他这一路上仔细琢磨过了,少尊殿下被劫走的时机看似完美,毕竞封礼大典四方来客,最适合搅混水闹乱子,又是外人能接触到少尊的难得机会。但他不觉得有哪个活腻了的外人,敢在无上仙尊的地盘找死。除非那不是“外人",知道今日仙尊身在雪谷,不会出席大典。雪谷是白玉京中最为神秘的地方,从前并不存在,直到十年前仙尊入主白玉京后,随手一道剑意生生斩开了这深渊峡谷。其时风雪狂啸,北域以北冰川摇颤,峰峦断裂。仙尊有分山之能,这个行为理所当然被视作立威。他对那里下了禁行令,十年来无人敢擅闯。然而日子久了,敏锐的人便渐渐摸索出一点规律来一一不知为何,每逢仙尊入谷静修时,似乎都不会及时察觉到外界变动。
就好像短暂与世隔绝了般。
无上仙尊神秘强大,唯此一处细小隐秘可堪利用,且还完全无法拿来对付他本人,只能是趁他不在做些小动作。
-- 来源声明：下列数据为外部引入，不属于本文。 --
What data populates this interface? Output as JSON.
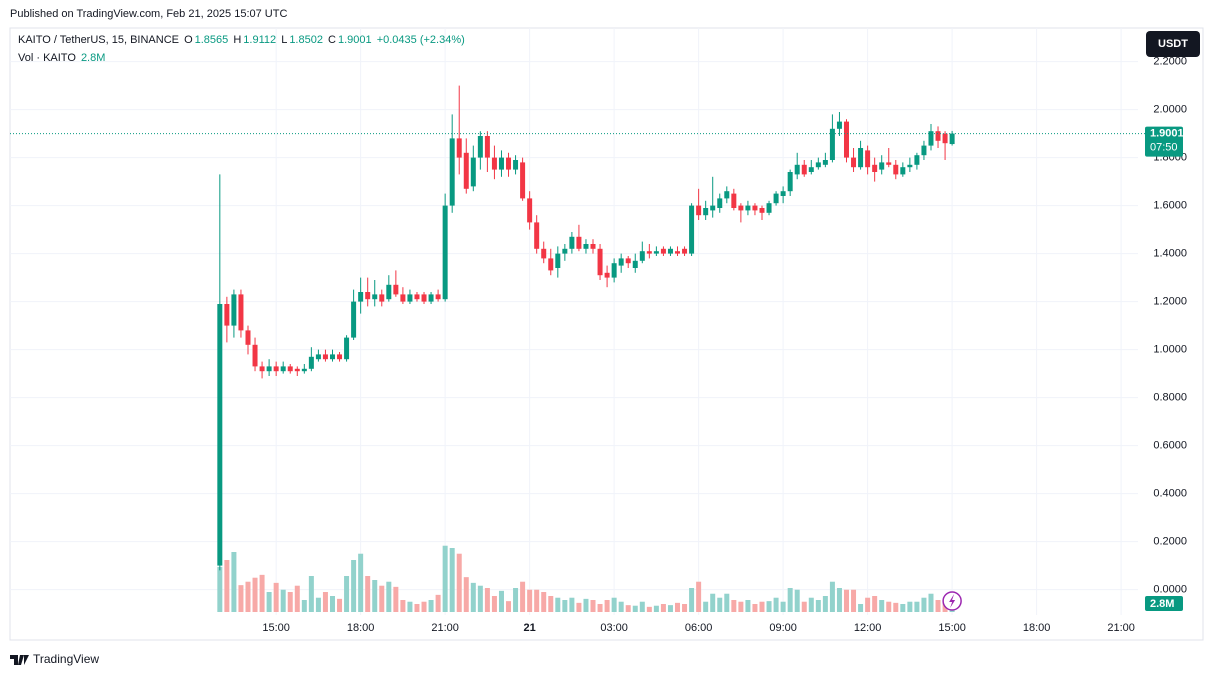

一一而知晓他行踪的,除却座下亲传宁必,便只有那几位宫主了。宁必很早前便知道,四宫与神殿不是一条心。白玉京统管人间修行界,四宫羽翼之下是大大小小无数仙门,各方势力盘根错节,古往今来皆如此,又怎会当真独尊一人?历代神殿之主与四宫之间,更似互相制衡的关系,轻易取代不了对方。这是冥冥之中自然形成的,仿佛天道意志为了维持世间气运稳定,在万载以前便提前摆好的棋局。
哪怕偶有倾斜,但绝不会失衡,令一人独尊、或一族独大。这向来不可撼动的局势,却因无上仙尊的到来变得摇摇欲坠。仙尊得位不正,非天命镜所选却以强势手段掌权,四宫暗流涌动又不敢逾越。这种表面和平、实则彼此心知肚明的微妙平衡持续至今,终于要面临打破。宁必思索道:“却不知是哪一方最先等不及了。”裴雪声极淡地笑了下:“不重要。”
不重要?宁必一愣。
的确,不过丢了个少尊罢了……这话听上去是荒谬了些,反正过不了几年天命镜又会孜孜不倦地选出新的倒霉蛋。
即便那萧二公子对仙尊而言似乎还算称心,可又能有多大分量呢?正如此想着,便听对方轻飘飘续上后半句:“以后不会再有四宫了。”宁必……”
宁必难得没收住表情,瞪大眼睛抬头。
“皆道四宫一殿,自古如众星捧月。“秋光暮色斜切而下,将那尊高高在上的骨瓷像割裂作半面神、半面鬼,压迫感悄然蔓延,“可你说,既然神殿至高无上,四宫又何必存在?”
细雪似乎感到畏惧,沉浮徘徊不敢沾身。
宁必心中惊骇,突然间明白过来:原来何止四宫按捺不住?这十年来等得最不耐烦的,是仙尊。